Ever since that encounter with the Facility nearly three weeks prior, Lyly couldn't comfortably nest as she had begun to before.

This house was perfect: temperature controlled, full of soft places to curl up, and with large amounts of food prepared for her. What's more, the cook himself could serve as rations in a pinch.

And yes, the night that the Facility had found her she had eaten especially well. But despite the influx of fresh fluids, she hadn't been able to sleep at all in the following nights, as flashes of memories and long lists of names and numbers had reeled endlessly across her mind's eye.

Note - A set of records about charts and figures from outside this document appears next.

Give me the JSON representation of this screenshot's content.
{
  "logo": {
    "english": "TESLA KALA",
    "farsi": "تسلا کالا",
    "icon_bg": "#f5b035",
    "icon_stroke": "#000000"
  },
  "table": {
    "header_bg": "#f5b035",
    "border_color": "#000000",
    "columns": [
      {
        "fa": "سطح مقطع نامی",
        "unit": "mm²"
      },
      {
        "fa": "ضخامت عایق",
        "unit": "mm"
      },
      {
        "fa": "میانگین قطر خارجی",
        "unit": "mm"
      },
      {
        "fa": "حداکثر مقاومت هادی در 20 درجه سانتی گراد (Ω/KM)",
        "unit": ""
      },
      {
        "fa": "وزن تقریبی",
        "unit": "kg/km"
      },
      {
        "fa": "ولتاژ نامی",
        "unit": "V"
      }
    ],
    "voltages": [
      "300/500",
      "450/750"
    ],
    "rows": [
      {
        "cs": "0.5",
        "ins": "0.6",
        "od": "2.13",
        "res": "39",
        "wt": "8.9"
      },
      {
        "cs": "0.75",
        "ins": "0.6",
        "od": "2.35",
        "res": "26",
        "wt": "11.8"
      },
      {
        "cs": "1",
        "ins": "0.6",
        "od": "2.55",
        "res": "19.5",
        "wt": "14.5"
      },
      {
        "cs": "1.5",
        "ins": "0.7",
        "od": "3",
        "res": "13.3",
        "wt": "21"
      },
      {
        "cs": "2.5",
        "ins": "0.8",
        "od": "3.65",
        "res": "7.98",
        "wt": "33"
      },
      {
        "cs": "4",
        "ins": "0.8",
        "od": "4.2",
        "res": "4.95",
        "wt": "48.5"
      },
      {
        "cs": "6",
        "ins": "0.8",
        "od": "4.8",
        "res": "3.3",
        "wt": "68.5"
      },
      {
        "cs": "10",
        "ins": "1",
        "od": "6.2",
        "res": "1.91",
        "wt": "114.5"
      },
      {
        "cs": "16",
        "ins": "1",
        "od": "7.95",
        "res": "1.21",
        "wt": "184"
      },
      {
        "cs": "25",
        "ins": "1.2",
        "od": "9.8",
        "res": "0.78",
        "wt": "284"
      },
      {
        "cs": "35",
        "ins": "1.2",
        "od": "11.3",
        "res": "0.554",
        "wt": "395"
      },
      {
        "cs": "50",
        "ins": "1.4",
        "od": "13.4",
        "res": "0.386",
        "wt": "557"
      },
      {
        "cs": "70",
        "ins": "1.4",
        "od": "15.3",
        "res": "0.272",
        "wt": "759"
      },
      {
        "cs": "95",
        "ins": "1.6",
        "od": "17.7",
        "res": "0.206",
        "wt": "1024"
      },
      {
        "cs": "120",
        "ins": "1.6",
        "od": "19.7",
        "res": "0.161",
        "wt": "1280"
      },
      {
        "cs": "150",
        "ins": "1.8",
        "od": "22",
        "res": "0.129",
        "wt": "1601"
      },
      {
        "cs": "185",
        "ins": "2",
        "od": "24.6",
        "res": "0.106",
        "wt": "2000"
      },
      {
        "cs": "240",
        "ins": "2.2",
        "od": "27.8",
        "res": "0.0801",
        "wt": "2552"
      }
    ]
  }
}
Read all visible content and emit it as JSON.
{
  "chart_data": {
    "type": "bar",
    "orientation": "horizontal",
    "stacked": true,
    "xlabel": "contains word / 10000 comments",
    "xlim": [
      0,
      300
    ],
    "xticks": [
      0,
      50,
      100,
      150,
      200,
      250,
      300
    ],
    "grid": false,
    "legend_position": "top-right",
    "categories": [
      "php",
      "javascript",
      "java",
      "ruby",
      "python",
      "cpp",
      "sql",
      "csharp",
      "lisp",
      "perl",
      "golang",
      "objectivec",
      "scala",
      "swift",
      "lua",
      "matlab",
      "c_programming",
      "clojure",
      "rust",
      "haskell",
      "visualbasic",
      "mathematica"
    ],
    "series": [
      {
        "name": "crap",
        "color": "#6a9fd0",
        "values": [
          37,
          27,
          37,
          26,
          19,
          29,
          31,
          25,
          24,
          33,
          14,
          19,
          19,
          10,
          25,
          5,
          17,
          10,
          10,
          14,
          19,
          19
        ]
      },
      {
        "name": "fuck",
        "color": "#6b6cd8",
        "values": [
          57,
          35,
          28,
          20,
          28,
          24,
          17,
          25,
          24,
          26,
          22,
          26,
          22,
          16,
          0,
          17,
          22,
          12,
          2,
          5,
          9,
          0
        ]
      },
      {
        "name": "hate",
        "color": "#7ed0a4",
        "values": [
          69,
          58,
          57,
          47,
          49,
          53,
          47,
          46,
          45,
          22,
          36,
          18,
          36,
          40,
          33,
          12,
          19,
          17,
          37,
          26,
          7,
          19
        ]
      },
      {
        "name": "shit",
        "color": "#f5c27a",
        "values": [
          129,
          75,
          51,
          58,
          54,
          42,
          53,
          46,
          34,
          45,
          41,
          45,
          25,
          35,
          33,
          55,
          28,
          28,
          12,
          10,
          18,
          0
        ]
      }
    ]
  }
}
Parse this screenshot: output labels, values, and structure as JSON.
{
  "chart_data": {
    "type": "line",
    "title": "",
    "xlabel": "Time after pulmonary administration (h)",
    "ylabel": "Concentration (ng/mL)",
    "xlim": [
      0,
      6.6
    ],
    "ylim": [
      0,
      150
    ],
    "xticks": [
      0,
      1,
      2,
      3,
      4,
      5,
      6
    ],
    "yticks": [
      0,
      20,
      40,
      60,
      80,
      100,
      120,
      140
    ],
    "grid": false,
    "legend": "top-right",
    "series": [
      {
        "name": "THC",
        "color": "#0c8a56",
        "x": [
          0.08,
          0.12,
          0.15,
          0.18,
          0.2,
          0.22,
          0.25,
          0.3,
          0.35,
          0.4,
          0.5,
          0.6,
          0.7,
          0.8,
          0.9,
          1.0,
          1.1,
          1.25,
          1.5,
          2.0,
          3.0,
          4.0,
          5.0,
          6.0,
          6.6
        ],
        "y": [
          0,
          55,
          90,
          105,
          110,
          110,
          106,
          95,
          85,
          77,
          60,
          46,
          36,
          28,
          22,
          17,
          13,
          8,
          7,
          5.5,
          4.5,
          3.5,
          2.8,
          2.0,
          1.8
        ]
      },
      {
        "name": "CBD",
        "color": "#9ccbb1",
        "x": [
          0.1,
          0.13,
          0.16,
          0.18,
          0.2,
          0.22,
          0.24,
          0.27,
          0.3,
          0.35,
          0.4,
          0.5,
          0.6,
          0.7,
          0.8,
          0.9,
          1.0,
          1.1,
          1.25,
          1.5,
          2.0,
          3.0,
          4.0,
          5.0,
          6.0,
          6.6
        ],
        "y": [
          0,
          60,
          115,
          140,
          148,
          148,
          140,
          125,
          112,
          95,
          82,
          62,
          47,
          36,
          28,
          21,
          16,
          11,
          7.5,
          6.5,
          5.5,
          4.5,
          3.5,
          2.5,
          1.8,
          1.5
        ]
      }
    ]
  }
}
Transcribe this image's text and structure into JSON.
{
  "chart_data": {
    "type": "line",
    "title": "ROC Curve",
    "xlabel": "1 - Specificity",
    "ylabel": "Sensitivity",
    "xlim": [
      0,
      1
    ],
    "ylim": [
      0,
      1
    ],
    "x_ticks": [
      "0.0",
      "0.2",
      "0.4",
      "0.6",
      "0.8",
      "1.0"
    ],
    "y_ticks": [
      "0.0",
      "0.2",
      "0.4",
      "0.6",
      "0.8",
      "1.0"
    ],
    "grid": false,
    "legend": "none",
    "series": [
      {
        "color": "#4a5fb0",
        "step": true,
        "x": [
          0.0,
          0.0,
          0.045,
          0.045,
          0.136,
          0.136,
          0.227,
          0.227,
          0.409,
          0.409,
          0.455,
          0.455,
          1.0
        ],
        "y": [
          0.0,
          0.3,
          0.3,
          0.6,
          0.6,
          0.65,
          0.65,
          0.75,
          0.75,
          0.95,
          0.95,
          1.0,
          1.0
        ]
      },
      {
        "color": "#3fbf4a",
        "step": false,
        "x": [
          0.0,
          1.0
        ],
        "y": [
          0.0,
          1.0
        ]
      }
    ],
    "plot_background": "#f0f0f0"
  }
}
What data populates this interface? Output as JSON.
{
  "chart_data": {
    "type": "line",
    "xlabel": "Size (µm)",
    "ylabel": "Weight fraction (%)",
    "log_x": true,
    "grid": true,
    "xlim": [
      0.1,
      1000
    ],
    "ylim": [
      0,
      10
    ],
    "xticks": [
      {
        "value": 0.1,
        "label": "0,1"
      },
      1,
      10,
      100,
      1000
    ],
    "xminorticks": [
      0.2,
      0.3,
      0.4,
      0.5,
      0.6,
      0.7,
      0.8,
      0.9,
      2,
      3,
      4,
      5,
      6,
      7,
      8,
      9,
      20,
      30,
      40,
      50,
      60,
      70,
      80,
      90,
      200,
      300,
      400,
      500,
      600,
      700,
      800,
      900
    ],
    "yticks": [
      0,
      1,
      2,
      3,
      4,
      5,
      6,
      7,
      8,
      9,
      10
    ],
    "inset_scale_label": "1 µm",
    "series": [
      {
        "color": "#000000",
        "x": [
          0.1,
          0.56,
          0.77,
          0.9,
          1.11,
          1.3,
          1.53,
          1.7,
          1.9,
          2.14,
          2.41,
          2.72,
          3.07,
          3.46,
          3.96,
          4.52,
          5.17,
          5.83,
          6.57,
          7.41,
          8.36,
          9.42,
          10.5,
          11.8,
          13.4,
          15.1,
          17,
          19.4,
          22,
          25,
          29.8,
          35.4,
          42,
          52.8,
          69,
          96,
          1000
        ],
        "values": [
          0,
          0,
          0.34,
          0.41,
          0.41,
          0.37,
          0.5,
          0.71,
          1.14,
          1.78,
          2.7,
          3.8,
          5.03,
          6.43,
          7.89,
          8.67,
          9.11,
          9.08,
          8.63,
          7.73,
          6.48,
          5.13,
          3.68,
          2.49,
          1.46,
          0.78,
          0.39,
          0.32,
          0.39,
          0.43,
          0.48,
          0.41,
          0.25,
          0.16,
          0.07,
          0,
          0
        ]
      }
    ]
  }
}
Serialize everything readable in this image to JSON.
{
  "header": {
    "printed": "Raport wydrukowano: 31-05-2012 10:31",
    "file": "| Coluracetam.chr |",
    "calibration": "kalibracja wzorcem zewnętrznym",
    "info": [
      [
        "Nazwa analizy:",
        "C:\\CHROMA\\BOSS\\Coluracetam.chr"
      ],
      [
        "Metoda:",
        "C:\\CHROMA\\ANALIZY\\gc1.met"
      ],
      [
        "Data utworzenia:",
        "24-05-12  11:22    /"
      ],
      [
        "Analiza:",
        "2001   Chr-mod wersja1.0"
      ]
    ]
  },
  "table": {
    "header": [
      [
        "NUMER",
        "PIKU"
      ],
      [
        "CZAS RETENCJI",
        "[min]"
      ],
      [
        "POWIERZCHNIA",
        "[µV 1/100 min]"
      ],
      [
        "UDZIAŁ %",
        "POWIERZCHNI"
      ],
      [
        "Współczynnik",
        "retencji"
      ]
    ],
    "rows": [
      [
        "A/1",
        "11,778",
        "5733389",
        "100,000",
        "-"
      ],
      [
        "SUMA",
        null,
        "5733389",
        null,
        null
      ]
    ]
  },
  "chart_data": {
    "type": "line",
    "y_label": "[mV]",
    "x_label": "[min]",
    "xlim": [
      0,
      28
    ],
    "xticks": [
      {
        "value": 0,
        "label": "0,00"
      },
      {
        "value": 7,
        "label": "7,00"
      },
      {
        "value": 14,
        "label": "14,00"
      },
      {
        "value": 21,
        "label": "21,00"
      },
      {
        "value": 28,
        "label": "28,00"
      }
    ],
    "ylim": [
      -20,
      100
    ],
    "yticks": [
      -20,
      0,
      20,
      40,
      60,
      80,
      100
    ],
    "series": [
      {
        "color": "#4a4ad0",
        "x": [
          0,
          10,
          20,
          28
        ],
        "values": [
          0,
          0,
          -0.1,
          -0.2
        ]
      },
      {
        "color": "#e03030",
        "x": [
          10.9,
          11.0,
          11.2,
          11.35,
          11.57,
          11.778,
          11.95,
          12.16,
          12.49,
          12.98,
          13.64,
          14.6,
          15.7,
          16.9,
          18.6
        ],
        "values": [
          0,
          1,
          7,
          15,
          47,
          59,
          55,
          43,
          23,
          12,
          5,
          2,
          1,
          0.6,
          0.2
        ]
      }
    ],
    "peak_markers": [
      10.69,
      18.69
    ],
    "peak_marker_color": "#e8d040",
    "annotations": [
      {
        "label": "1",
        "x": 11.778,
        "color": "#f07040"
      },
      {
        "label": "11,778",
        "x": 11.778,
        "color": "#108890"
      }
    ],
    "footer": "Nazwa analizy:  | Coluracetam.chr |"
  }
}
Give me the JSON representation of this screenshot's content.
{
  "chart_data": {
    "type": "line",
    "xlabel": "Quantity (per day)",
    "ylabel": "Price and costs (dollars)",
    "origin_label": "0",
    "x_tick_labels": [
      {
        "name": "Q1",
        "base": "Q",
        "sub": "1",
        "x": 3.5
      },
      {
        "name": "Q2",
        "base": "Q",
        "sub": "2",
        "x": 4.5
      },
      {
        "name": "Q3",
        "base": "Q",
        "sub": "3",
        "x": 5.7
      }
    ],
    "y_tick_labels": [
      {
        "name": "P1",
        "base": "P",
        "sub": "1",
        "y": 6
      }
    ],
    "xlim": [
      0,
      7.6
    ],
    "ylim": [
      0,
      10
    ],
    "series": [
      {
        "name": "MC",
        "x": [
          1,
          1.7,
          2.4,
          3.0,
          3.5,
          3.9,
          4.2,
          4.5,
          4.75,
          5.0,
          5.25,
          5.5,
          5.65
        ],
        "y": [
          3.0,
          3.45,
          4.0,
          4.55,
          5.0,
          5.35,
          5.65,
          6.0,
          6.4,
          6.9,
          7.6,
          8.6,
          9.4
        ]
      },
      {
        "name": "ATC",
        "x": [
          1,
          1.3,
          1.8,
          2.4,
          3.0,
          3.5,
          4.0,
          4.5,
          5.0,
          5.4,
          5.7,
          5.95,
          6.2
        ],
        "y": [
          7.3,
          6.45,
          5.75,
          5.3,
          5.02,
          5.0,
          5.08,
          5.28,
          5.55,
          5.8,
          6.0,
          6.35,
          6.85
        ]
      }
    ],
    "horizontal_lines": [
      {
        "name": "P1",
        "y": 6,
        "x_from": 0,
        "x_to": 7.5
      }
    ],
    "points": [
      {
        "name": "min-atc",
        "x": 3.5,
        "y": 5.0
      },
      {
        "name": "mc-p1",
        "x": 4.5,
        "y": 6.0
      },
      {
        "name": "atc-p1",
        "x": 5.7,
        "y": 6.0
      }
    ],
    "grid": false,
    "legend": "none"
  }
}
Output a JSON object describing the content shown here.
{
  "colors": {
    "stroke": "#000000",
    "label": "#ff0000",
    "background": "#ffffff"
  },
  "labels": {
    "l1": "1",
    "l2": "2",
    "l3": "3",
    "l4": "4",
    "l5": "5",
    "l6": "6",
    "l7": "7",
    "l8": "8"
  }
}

It was the information that she had ripped from the mind of the researcher during her escape, triggered by the return of the Facility, but still jumbled and nearly inaccessible due to her haste and inexperience.

The implication behind the information, however, was clear.

The Facility had resources, more than she could feasibly eat in one night if they came her way again. This nest was no longer secure.

As if bidden by her train of thought, the tangled mess of information began to swell into her mind again and Lyly hugged her knees as the associated ache throbbed through her skull. Her hair rustled lightly, sensing through the air currents for the static, comforting presence of Theodore and Cherry, who sat behind her at the dining table.

She tipped her head backwards over the couch, studying Theodore as he sipped his after-dinner coffee and read the newspaper, which he was normally up and out of the house too early to do in the morning. Cherry was curled up on his lap, her soft puff of hair climbing around his chin like a beard.

The dogs might be useful, she theorized. The two carnivores had made a tacit peace with her in the time she'd been here, but it was clear that they were willing to target and destroy any threat that they deemed noncompliant. But they had no natural armor, and the Facility had lots of weapons.

Which left these two, the humans of her nest, who were defenseless. They were so low down the food chain they probably couldn't even eat a threat if any made it past her and the dogs.